Complete step-by-step solution:
We are given with an equation $x + \dfrac{1}{x} = 4$. …….(1)
Starting with squaring both the sides of the above equation as ${\left( {a + b} \right)^2} = {a^2} + {b^2} + 2ab$, we get:
${\left( {x + \dfrac{1}{x}} \right)^2} = {4^2}$
$ \Rightarrow {x^2} + {\left( {\dfrac{1}{x}} \right)^2} + 2x\dfrac{1}{x} = 16$
$ \Rightarrow {x^2} + \dfrac{1}{{{x^2}}} + 2 = 16$
Subtracting both the sides by 2, we get:
$ \Rightarrow {x^2} + \dfrac{1}{{{x^2}}} + 2 - 2 = 16 - 2$
$ \Rightarrow \left( {{x^2} + \dfrac{1}{{{x^2}}}} \right) = 14$ ……..(2)
Multiplying the equation 1 with equation 2, we get:
$ \Rightarrow \left( {x + \dfrac{1}{x}} \right)\left( {{x^2} + \dfrac{1}{{{x^2}}}} \right) = 4 \times 14$
Expanding the brackets by solving the operands, we get:
$ \Rightarrow x.{x^2} + x.\dfrac{1}{{{x^2}}} + \dfrac{1}{x}.{x^2} + \dfrac{1}{x}.\dfrac{1}{{{x^2}}} = 4 \times 14$
$ \Rightarrow {x^3} + \dfrac{1}{x} + x + \dfrac{1}{{{x^3}}} = 56$
Taking the cube of x common:
$ \Rightarrow \left( {{x^3} + \dfrac{1}{{{x^3}}}} \right) + \left( {\dfrac{1}{x} + x} \right) = 56$
Substituting the value of $\left( {\dfrac{1}{x} + x} \right)$ in the above equation using the equation 1, we get:
$ \Rightarrow \left( {{x^3} + \dfrac{1}{{{x^3}}}} \right) + 4 = 56$
Subtracting both sides by 4:
$ \Rightarrow \left( {{x^3} + \dfrac{1}{{{x^3}}}} \right) + 4 - 4 = 56 - 4$
$ \Rightarrow \left( {{x^3} + \dfrac{1}{{{x^3}}}} \right) = 52$ ……(3)
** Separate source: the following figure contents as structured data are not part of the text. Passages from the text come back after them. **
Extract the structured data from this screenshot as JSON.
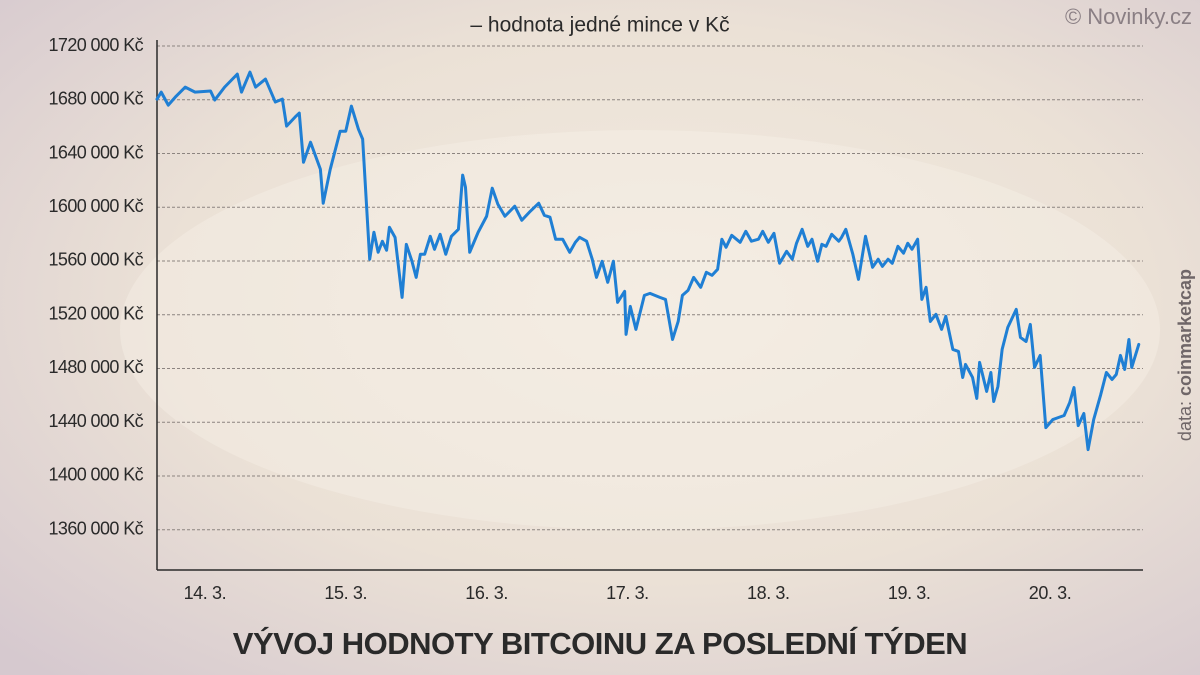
{
  "chart_data": {
    "type": "line",
    "title": "VÝVOJ HODNOTY BITCOINU ZA POSLEDNÍ TÝDEN",
    "subtitle": "– hodnota jedné mince v Kč",
    "copyright": "© Novinky.cz",
    "source_prefix": "data:",
    "source": "coinmarketcap",
    "color": "#1f7fd4",
    "grid": true,
    "xlim": [
      13.66,
      20.66
    ],
    "xticks": [
      {
        "value": 14,
        "label": "14. 3."
      },
      {
        "value": 15,
        "label": "15. 3."
      },
      {
        "value": 16,
        "label": "16. 3."
      },
      {
        "value": 17,
        "label": "17. 3."
      },
      {
        "value": 18,
        "label": "18. 3."
      },
      {
        "value": 19,
        "label": "19. 3."
      },
      {
        "value": 20,
        "label": "20. 3."
      }
    ],
    "ylim": [
      1330000,
      1723000
    ],
    "yticks": [
      {
        "value": 1360000,
        "label": "1360 000 Kč"
      },
      {
        "value": 1400000,
        "label": "1400 000 Kč"
      },
      {
        "value": 1440000,
        "label": "1440 000 Kč"
      },
      {
        "value": 1480000,
        "label": "1480 000 Kč"
      },
      {
        "value": 1520000,
        "label": "1520 000 Kč"
      },
      {
        "value": 1560000,
        "label": "1560 000 Kč"
      },
      {
        "value": 1600000,
        "label": "1600 000 Kč"
      },
      {
        "value": 1640000,
        "label": "1640 000 Kč"
      },
      {
        "value": 1680000,
        "label": "1680 000 Kč"
      },
      {
        "value": 1720000,
        "label": "1720 000 Kč"
      }
    ],
    "x": [
      13.66,
      13.69,
      13.74,
      13.79,
      13.86,
      13.93,
      14.04,
      14.07,
      14.14,
      14.23,
      14.26,
      14.32,
      14.36,
      14.43,
      14.5,
      14.55,
      14.58,
      14.64,
      14.67,
      14.7,
      14.75,
      14.82,
      14.84,
      14.89,
      14.96,
      15.0,
      15.04,
      15.09,
      15.12,
      15.17,
      15.2,
      15.23,
      15.26,
      15.29,
      15.31,
      15.35,
      15.4,
      15.43,
      15.47,
      15.5,
      15.53,
      15.56,
      15.6,
      15.63,
      15.67,
      15.71,
      15.75,
      15.8,
      15.83,
      15.85,
      15.88,
      15.94,
      16.0,
      16.04,
      16.08,
      16.13,
      16.2,
      16.25,
      16.31,
      16.37,
      16.41,
      16.45,
      16.49,
      16.54,
      16.59,
      16.63,
      16.66,
      16.71,
      16.75,
      16.78,
      16.82,
      16.86,
      16.9,
      16.93,
      16.98,
      16.99,
      17.02,
      17.06,
      17.12,
      17.16,
      17.23,
      17.27,
      17.32,
      17.36,
      17.39,
      17.43,
      17.47,
      17.52,
      17.56,
      17.6,
      17.64,
      17.67,
      17.7,
      17.74,
      17.8,
      17.84,
      17.88,
      17.93,
      17.96,
      18.0,
      18.04,
      18.08,
      18.13,
      18.17,
      18.2,
      18.24,
      18.28,
      18.31,
      18.35,
      18.38,
      18.41,
      18.45,
      18.5,
      18.52,
      18.55,
      18.6,
      18.64,
      18.69,
      18.74,
      18.78,
      18.81,
      18.85,
      18.88,
      18.92,
      18.96,
      18.99,
      19.02,
      19.06,
      19.09,
      19.12,
      19.15,
      19.19,
      19.23,
      19.26,
      19.31,
      19.35,
      19.38,
      19.4,
      19.45,
      19.48,
      19.5,
      19.55,
      19.58,
      19.6,
      19.63,
      19.66,
      19.7,
      19.76,
      19.79,
      19.83,
      19.86,
      19.89,
      19.93,
      19.97,
      20.02,
      20.06,
      20.1,
      20.14,
      20.17,
      20.2,
      20.24,
      20.27,
      20.31,
      20.36,
      20.4,
      20.44,
      20.47,
      20.5,
      20.53,
      20.56,
      20.58,
      20.63
    ],
    "values": [
      1680500,
      1685700,
      1676000,
      1682000,
      1689400,
      1685700,
      1686500,
      1679800,
      1689400,
      1699100,
      1685700,
      1700600,
      1689400,
      1695400,
      1678300,
      1680500,
      1660400,
      1667100,
      1670100,
      1633500,
      1648400,
      1628300,
      1603000,
      1628300,
      1656600,
      1656600,
      1675300,
      1658100,
      1650700,
      1561300,
      1581400,
      1566500,
      1574700,
      1568000,
      1585100,
      1577600,
      1532900,
      1572400,
      1559800,
      1547800,
      1565000,
      1565000,
      1578400,
      1568700,
      1579900,
      1565000,
      1578400,
      1583600,
      1623900,
      1614900,
      1566500,
      1581400,
      1593300,
      1614200,
      1602200,
      1593300,
      1600800,
      1590300,
      1597000,
      1603000,
      1594000,
      1592600,
      1576200,
      1576200,
      1566500,
      1573900,
      1577600,
      1574700,
      1561300,
      1547800,
      1559800,
      1544100,
      1559800,
      1529200,
      1537400,
      1505400,
      1526200,
      1509100,
      1534400,
      1535900,
      1532900,
      1531400,
      1501600,
      1515000,
      1534400,
      1538100,
      1547800,
      1540400,
      1551600,
      1549300,
      1553800,
      1576200,
      1570200,
      1579100,
      1573900,
      1582100,
      1574700,
      1576200,
      1582100,
      1573900,
      1580600,
      1558300,
      1567200,
      1561300,
      1573200,
      1583600,
      1570900,
      1576200,
      1559800,
      1572400,
      1570900,
      1579900,
      1574700,
      1577600,
      1583600,
      1565000,
      1546300,
      1578400,
      1555300,
      1561300,
      1556000,
      1561300,
      1558300,
      1570900,
      1565800,
      1573200,
      1568700,
      1576200,
      1531400,
      1540400,
      1515000,
      1520300,
      1509100,
      1518800,
      1494200,
      1492700,
      1473300,
      1483000,
      1473300,
      1457700,
      1484500,
      1462900,
      1477000,
      1455400,
      1466600,
      1494200,
      1510600,
      1524000,
      1503100,
      1500100,
      1512800,
      1480800,
      1489700,
      1436000,
      1442000,
      1443500,
      1445000,
      1454700,
      1465800,
      1437500,
      1446500,
      1419600,
      1442000,
      1460600,
      1477000,
      1471800,
      1475500,
      1489700,
      1479300,
      1501600,
      1480800,
      1497900
    ]
  }
}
Since, we can know that we can get a power of x as 5, when we multiply ${x^3}$ and ${x^2}$, so we are multiplying equation 3 and equation 2, and we get:
$ \Rightarrow \left( {{x^3} + \dfrac{1}{{{x^3}}}} \right)\left( {{x^2} + \dfrac{1}{{{x^2}}}} \right) = 52 \times 14$
Expanding the brackets, by multiplying the operands, we get:
$ \Rightarrow {x^3}.{x^2} + {x^3}.\dfrac{1}{{{x^2}}} + \dfrac{1}{{{x^3}}}.{x^2} + \dfrac{1}{{{x^3}}}.\dfrac{1}{{{x^2}}} = 52 \times 14$
Solving each operand’s:
$ \Rightarrow {x^5} + x + \dfrac{1}{x} + \dfrac{1}{{{x^5}}} = 728$
Taking the power of x of 5 common and other left operands as common, and we get:
$ \Rightarrow \left( {{x^5} + \dfrac{1}{{{x^5}}}} \right) + \left( {x + \dfrac{1}{x}} \right) = 728$
Substituting the value of $\left( {\dfrac{1}{x} + x} \right) = 4$ in the above equation from the equation 1, we get:
$ \Rightarrow \left( {{x^5} + \dfrac{1}{{{x^5}}}} \right) + 4 = 728$
Subtracting both sides by 4:
$ \Rightarrow \left( {{x^5} + \dfrac{1}{{{x^5}}}} \right) + 4 - 4 = 728 - 4$
$ \Rightarrow \left( {{x^5} + \dfrac{1}{{{x^5}}}} \right) = 724$
Since, we needed to find the value of ${x^5} + \dfrac{1}{{{x^5}}}$, so we got ${x^5} + \dfrac{1}{{{x^5}}} = 724$.
Hence, Option B is correct.

Note: We have written $x.{x^2} = {x^3}$ and ${x^3}.{x^2} = {x^5}$ as according to the law of radicals we know that powers are added in a product if the operands are common bases. It’s important to cross check the steps solved in order to avoid mistakes.